Claro que podemos criticar esse argumento...
RoXo:
obrigado.
Paulo:
concordo consigo. Mas, mesmo assim, é preciso discutir e tentar refutar os argumentos a favor da existência de Deus.
Helena:
Veja o comentário do Paulo Marcelino e a minha resposta.
Talvez o melhor fosse chamar bem ao bem e pôr a religião de lado, mas muitas pessoas não conseguem fazer isso.

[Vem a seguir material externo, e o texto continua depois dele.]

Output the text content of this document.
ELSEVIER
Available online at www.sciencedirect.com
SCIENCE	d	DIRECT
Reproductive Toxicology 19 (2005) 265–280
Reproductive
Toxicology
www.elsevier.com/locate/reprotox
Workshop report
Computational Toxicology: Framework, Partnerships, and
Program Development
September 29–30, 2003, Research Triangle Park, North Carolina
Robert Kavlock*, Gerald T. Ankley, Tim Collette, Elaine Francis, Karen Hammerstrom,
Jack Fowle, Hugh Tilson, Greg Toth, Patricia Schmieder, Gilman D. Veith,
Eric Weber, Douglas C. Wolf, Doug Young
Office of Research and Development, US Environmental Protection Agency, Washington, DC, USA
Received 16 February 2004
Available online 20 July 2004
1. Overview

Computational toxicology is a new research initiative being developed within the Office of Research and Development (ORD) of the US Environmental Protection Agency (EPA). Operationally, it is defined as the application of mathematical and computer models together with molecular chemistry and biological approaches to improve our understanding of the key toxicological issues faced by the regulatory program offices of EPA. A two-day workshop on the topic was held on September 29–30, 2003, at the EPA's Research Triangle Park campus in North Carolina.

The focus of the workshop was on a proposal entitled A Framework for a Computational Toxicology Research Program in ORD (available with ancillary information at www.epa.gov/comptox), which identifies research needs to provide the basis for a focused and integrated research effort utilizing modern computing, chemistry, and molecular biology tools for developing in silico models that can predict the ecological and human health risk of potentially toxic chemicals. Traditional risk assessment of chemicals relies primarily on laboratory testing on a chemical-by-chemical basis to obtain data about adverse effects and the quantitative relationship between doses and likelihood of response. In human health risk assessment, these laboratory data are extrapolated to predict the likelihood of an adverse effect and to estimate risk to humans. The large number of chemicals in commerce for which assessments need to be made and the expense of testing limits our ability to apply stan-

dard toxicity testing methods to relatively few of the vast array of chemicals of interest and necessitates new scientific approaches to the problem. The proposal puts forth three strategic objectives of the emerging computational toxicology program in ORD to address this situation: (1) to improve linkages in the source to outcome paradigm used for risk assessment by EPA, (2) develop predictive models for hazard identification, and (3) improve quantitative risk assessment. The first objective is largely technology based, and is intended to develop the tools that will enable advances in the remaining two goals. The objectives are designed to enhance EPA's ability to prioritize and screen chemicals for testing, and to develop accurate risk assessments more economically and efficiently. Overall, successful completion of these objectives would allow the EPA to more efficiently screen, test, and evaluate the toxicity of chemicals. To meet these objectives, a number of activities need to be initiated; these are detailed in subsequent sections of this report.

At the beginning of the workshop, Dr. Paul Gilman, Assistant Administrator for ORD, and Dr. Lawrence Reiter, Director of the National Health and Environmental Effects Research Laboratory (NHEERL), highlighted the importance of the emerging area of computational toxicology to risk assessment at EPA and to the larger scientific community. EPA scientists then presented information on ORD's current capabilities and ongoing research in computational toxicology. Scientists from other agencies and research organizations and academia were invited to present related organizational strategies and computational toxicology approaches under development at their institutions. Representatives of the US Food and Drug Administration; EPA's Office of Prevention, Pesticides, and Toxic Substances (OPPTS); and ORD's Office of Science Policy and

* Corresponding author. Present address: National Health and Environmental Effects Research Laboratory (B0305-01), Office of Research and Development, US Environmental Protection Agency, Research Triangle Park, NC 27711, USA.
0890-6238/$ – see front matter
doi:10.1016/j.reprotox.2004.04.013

as vezes fico imaginando quanta ipocrisia das pessoas depois de uma grande avalnche milhares de pessoas milhares de crianças mortas ai diz o sobrevivente Deus me salvou. A`vai ser ipocrita la nao sei aonde se fosse mesmo nao seria preferencialmente as criancinhas?
as
cara pra que tanta ipocrisia as pessoas tem mania de dizer depois desobreviver de um certo acidente onde morreu varias crianças que Deus a salvou e porque nao salvou as ciancinhas sem maldade nem uma?
seria uma grande ilusao
Como duvidar de um Deus tão maravilhoso que fez todas as coisas,que te criou e te deu a capacidade de pensar,criar,de ser um ser inteligente.Muitas pessoas não acreditam que Deus existe,mas quando precisam Dele estão prontos pra o clamar,no dia que a trombeta tocar e Jesus voltar para buscar seu povo será tarde de mais para acreditar que Ele existe.Na Bíblia esta escrito que neste mundo teremos aflições,passaremos por tribulações,mas aquele que confiar Nele e serve a Ele terá vida eterna.